A WIRRAL butterfly park is set to spread its wings even further after its most successful summer to date.

Beneficial wildlife management of New Ferry Butterfly Park – which is used by both young and old alike for education, training and recreation – is to be extended further thanks to money donated by Wirral Friends of the Earth and a Voluntary and Community Action Wirral Grant.

The park - which attracted almost 2,500 visitors during the summer months with 1,500 butterfly sightings recorded – was created from a former railway goods yard more than 10 years ago and since then has become hugely popular.

The funds will allow this to continue and have already gone towards creating a strip of rubble, suckering plum and snowberry between the park gates and the Bebington Aldi for planting a boundary hedge.

Local volunteers, plus a party of students from Liverpool John Moore University Conservation Society, worked together to plant 100 shrubs to establish a species rich hedge for bees and butterflies.

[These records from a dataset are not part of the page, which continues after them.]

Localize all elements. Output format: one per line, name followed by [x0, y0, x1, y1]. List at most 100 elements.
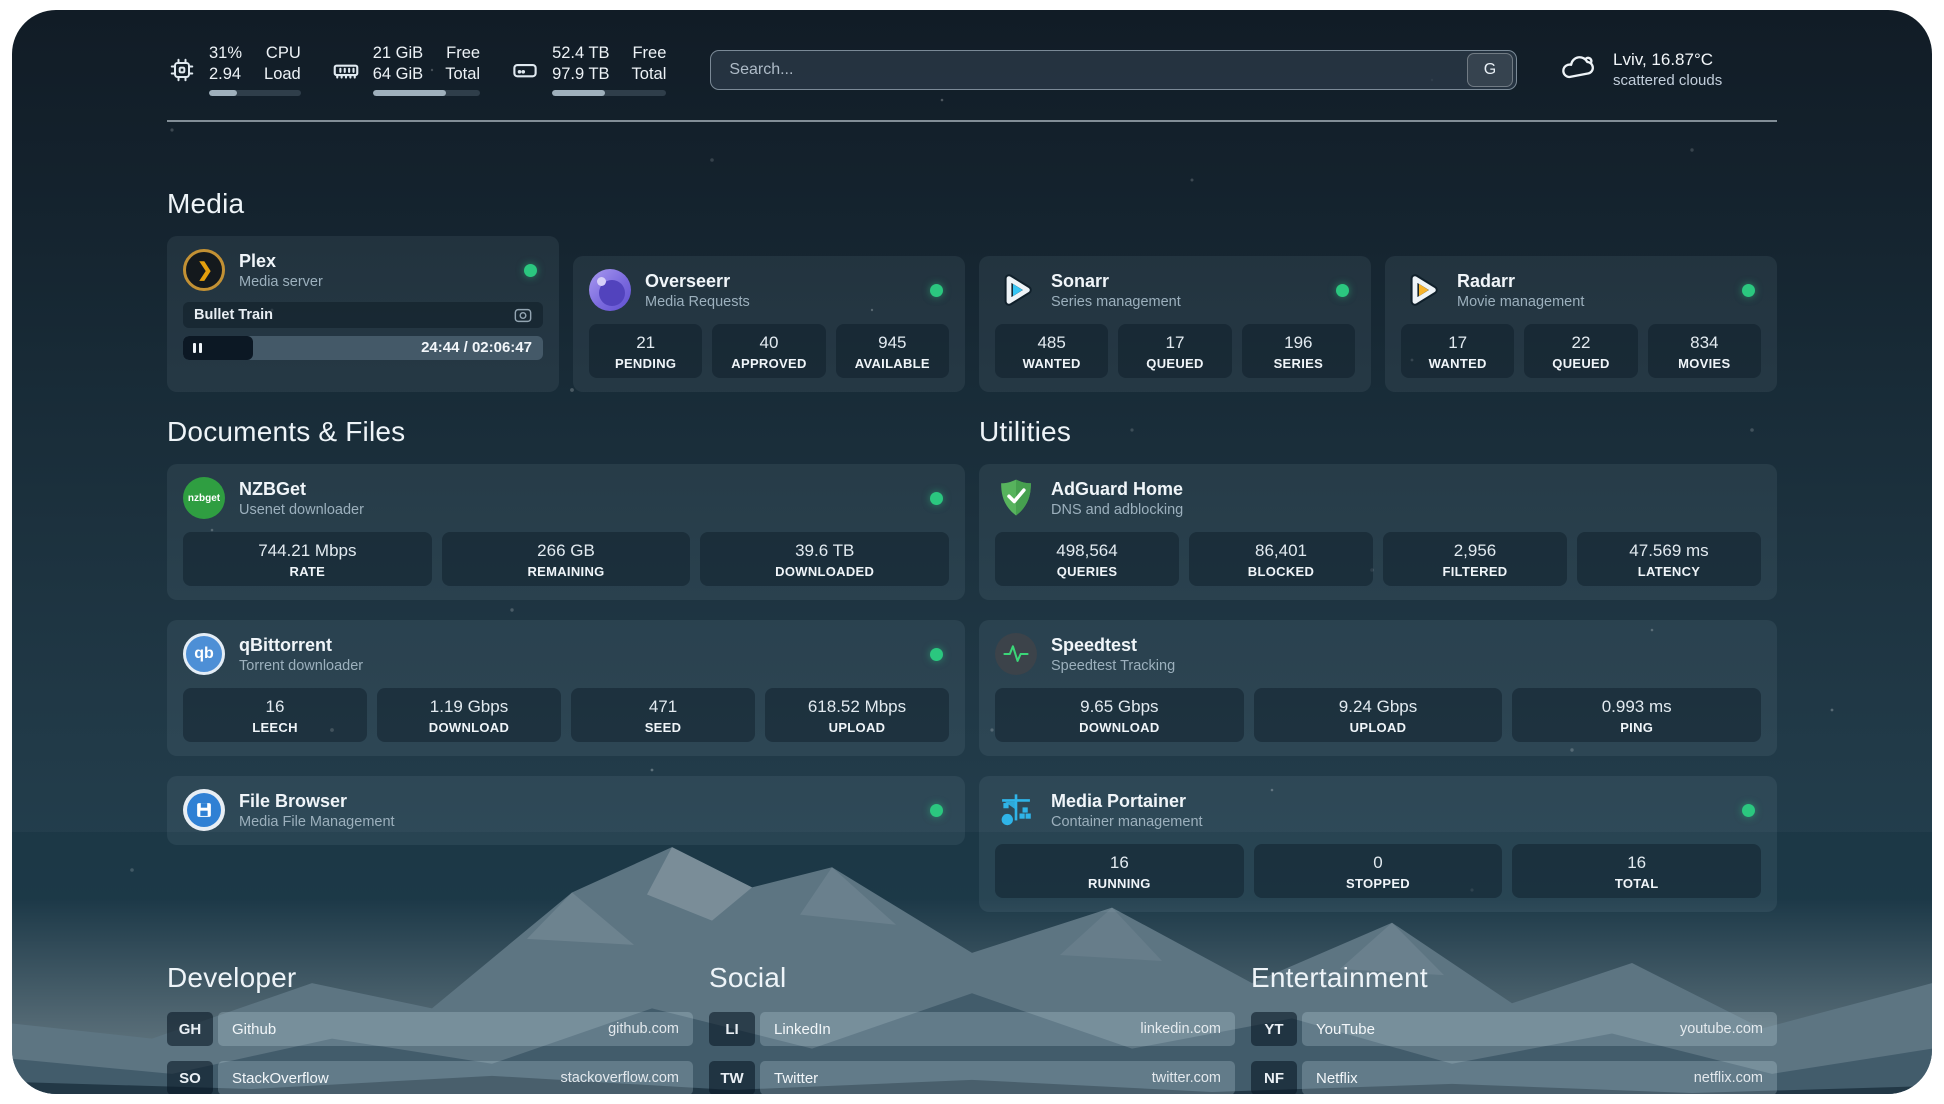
documents-section-title: Documents & Files [167, 416, 965, 448]
service-description: Movie management [1457, 294, 1584, 310]
overseerr-icon [589, 269, 631, 311]
service-description: DNS and adblocking [1051, 502, 1183, 518]
portainer-icon [995, 789, 1037, 831]
stat-box: 945AVAILABLE [836, 324, 949, 378]
service-description: Container management [1051, 814, 1203, 830]
status-online-dot [1742, 804, 1755, 817]
sonarr-card[interactable]: Sonarr Series management 485WANTED 17QUE… [979, 256, 1371, 392]
status-online-dot [524, 264, 537, 277]
speedtest-icon [995, 633, 1037, 675]
bookmark-name: StackOverflow [232, 1070, 329, 1087]
playback-time: 24:44 / 02:06:47 [421, 339, 532, 356]
bookmark-name: Github [232, 1021, 276, 1038]
adguard-card[interactable]: AdGuard Home DNS and adblocking 498,564Q… [979, 464, 1777, 600]
bookmark-url: netflix.com [1694, 1070, 1763, 1086]
cpu-icon [167, 55, 197, 85]
disk-stat-widget: 52.4 TB 97.9 TB Free Total [510, 43, 666, 96]
playback-progress-bar: 24:44 / 02:06:47 [183, 336, 543, 360]
bookmark-url: twitter.com [1152, 1070, 1221, 1086]
stat-box: 47.569 msLATENCY [1577, 532, 1761, 586]
entertainment-section-title: Entertainment [1251, 962, 1777, 994]
bookmark-name: LinkedIn [774, 1021, 831, 1038]
speedtest-card[interactable]: Speedtest Speedtest Tracking 9.65 GbpsDO… [979, 620, 1777, 756]
service-name: Speedtest [1051, 634, 1175, 656]
bookmark-abbr: SO [167, 1061, 213, 1094]
cpu-load-value: 2.94 [209, 64, 242, 85]
service-name: File Browser [239, 790, 395, 812]
stat-box: 17WANTED [1401, 324, 1514, 378]
stat-box: 266 GBREMAINING [442, 532, 691, 586]
stat-box: 834MOVIES [1648, 324, 1761, 378]
filebrowser-icon [183, 789, 225, 831]
bookmark-youtube[interactable]: YT YouTube youtube.com [1251, 1012, 1777, 1046]
plex-card[interactable]: ❯ Plex Media server Bullet Train [167, 236, 559, 392]
qbittorrent-icon: qb [183, 633, 225, 675]
nzbget-icon: nzbget [183, 477, 225, 519]
stat-box: 1.19 GbpsDOWNLOAD [377, 688, 561, 742]
bookmark-stackoverflow[interactable]: SO StackOverflow stackoverflow.com [167, 1061, 693, 1094]
disk-free-label: Free [632, 43, 666, 64]
cpu-load-label: Load [264, 64, 301, 85]
status-online-dot [930, 804, 943, 817]
memory-total-value: 64 GiB [373, 64, 423, 85]
stat-box: 86,401BLOCKED [1189, 532, 1373, 586]
radarr-card[interactable]: Radarr Movie management 17WANTED 22QUEUE… [1385, 256, 1777, 392]
overseerr-card[interactable]: Overseerr Media Requests 21PENDING 40APP… [573, 256, 965, 392]
stat-box: 39.6 TBDOWNLOADED [700, 532, 949, 586]
bookmark-linkedin[interactable]: LI LinkedIn linkedin.com [709, 1012, 1235, 1046]
disk-total-label: Total [632, 64, 667, 85]
weather-widget: Lviv, 16.87°C scattered clouds [1559, 50, 1777, 89]
pause-icon [193, 343, 202, 353]
utilities-section: Utilities AdGuard Home [979, 416, 1777, 912]
service-name: NZBGet [239, 478, 364, 500]
stat-box: 498,564QUERIES [995, 532, 1179, 586]
bookmark-github[interactable]: GH Github github.com [167, 1012, 693, 1046]
bookmark-twitter[interactable]: TW Twitter twitter.com [709, 1061, 1235, 1094]
status-online-dot [1742, 284, 1755, 297]
stat-box: 16LEECH [183, 688, 367, 742]
service-description: Torrent downloader [239, 658, 363, 674]
filebrowser-card[interactable]: File Browser Media File Management [167, 776, 965, 845]
stat-box: 16RUNNING [995, 844, 1244, 898]
topbar-divider [167, 120, 1777, 122]
status-online-dot [930, 284, 943, 297]
cpu-stat-widget: 31% 2.94 CPU Load [167, 43, 301, 96]
now-playing-row: Bullet Train [183, 302, 543, 328]
search-bar: G [710, 50, 1517, 90]
service-description: Media server [239, 274, 323, 290]
stat-box: 485WANTED [995, 324, 1108, 378]
stat-box: 21PENDING [589, 324, 702, 378]
qbittorrent-card[interactable]: qb qBittorrent Torrent downloader 16LEEC… [167, 620, 965, 756]
disk-free-value: 52.4 TB [552, 43, 609, 64]
service-description: Media Requests [645, 294, 750, 310]
status-online-dot [930, 492, 943, 505]
top-bar: 31% 2.94 CPU Load [167, 43, 1777, 96]
now-playing-title: Bullet Train [194, 307, 273, 323]
service-name: Media Portainer [1051, 790, 1203, 812]
service-name: Radarr [1457, 270, 1584, 292]
memory-icon [331, 55, 361, 85]
service-description: Usenet downloader [239, 502, 364, 518]
search-provider-button[interactable]: G [1467, 53, 1513, 87]
cpu-progress-bar [209, 90, 301, 96]
social-section: Social LI LinkedIn linkedin.com TW Twitt… [709, 962, 1235, 1094]
service-name: Plex [239, 250, 323, 272]
stat-box: 16TOTAL [1512, 844, 1761, 898]
search-input[interactable] [711, 61, 1467, 79]
stat-box: 744.21 MbpsRATE [183, 532, 432, 586]
bookmark-abbr: TW [709, 1061, 755, 1094]
stat-box: 618.52 MbpsUPLOAD [765, 688, 949, 742]
bookmark-url: github.com [608, 1021, 679, 1037]
bookmark-url: linkedin.com [1140, 1021, 1221, 1037]
bookmark-netflix[interactable]: NF Netflix netflix.com [1251, 1061, 1777, 1094]
nzbget-card[interactable]: nzbget NZBGet Usenet downloader 744.21 M… [167, 464, 965, 600]
bookmark-abbr: GH [167, 1012, 213, 1046]
service-description: Series management [1051, 294, 1181, 310]
bookmark-name: YouTube [1316, 1021, 1375, 1038]
utilities-section-title: Utilities [979, 416, 1777, 448]
stat-box: 9.24 GbpsUPLOAD [1254, 688, 1503, 742]
disk-icon [510, 55, 540, 85]
service-name: Sonarr [1051, 270, 1181, 292]
sonarr-icon [995, 269, 1037, 311]
portainer-card[interactable]: Media Portainer Container management 16R… [979, 776, 1777, 912]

Paul Loughnane, honorary reserve manager of this Cheshire Wildlife Trust reserve, said: “Hedgerows are still in decline and it’s great to be able to create wildlife hedges.

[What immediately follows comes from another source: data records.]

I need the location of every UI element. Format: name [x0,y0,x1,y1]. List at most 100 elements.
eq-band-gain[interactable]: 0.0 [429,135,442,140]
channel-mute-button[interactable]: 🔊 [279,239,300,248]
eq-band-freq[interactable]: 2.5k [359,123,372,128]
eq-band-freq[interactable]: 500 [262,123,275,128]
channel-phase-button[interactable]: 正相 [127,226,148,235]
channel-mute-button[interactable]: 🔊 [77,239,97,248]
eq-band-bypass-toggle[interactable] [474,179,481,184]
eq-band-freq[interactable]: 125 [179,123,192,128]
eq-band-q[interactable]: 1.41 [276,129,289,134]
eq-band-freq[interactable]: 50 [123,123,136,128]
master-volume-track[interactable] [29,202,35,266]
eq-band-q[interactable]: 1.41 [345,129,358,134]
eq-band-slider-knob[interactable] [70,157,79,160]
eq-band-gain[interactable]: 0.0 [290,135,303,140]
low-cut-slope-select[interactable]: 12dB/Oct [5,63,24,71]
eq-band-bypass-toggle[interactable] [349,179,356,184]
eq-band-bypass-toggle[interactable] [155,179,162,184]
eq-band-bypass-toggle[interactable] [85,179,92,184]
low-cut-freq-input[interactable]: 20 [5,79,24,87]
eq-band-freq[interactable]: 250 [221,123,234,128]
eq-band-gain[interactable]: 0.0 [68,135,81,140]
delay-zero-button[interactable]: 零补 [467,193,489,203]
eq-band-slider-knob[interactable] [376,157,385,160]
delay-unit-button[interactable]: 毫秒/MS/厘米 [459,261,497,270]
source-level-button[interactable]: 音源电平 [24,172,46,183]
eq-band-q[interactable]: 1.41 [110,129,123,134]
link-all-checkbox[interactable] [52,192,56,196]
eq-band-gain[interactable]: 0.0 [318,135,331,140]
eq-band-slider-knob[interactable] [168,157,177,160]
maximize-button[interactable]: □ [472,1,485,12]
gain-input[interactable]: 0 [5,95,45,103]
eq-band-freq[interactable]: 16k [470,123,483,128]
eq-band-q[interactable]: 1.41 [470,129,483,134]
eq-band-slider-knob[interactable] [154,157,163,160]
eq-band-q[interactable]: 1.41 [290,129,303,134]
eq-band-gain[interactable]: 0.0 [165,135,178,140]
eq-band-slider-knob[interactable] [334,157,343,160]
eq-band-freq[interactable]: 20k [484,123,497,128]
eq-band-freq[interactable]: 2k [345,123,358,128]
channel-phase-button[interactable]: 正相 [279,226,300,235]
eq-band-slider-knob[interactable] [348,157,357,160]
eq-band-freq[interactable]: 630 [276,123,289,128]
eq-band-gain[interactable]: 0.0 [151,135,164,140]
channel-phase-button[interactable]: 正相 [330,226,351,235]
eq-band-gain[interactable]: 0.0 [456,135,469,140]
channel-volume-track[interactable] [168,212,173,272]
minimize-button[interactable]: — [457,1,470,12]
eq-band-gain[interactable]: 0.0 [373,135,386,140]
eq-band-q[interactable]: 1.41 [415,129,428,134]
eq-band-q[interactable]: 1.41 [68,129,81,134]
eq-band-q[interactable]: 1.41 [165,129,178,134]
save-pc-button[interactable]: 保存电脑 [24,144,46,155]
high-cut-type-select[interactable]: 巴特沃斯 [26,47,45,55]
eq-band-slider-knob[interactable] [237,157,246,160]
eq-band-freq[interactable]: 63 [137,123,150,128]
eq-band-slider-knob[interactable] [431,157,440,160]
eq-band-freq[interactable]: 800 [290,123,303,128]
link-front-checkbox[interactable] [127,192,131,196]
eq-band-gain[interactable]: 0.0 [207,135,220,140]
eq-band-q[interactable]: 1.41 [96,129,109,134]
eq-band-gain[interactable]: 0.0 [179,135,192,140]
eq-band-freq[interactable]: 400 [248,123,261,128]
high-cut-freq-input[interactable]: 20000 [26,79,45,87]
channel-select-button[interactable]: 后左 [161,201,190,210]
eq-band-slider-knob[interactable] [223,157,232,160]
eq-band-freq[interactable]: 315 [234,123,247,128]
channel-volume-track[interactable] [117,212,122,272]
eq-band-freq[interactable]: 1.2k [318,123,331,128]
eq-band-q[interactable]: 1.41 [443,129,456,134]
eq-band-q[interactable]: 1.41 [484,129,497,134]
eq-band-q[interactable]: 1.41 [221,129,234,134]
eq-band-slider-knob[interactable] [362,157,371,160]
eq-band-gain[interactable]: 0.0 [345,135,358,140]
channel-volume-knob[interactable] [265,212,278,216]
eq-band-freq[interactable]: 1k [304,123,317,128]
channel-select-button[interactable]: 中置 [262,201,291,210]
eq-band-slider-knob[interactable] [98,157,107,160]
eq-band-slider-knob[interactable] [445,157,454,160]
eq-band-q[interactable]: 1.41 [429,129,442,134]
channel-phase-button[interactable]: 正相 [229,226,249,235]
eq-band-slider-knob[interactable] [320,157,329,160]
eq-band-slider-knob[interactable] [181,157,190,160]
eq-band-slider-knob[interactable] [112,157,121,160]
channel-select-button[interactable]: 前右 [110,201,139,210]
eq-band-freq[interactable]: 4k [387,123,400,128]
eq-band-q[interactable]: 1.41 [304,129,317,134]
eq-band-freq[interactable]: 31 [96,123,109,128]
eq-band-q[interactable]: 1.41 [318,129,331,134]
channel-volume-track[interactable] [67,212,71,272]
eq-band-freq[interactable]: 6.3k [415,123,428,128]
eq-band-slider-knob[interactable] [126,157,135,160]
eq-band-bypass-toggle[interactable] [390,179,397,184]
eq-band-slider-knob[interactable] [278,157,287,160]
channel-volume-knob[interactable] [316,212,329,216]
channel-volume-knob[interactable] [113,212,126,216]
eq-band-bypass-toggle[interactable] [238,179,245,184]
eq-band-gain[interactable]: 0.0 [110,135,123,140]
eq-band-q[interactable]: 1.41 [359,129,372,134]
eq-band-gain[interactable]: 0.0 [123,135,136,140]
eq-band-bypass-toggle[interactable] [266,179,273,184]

“The planted species included the caterpillar food plants, holly for holly blue butterflies, purging buckthorn for brimstone butterflies, hawthorn for hedgerow robustness and wild privet as a great nectar source for summer butterflies.

“New Ferry Butterfly Park now boasts over 400 metres of well-maintained wildlife rich hedgerow, which gives the park a countryside feel. 

“The first steps have been taken here, to transform this derelict corner of New Ferry into a wildlife haven. 

“These small incremental changes year on year bring a great improvement in the long term.”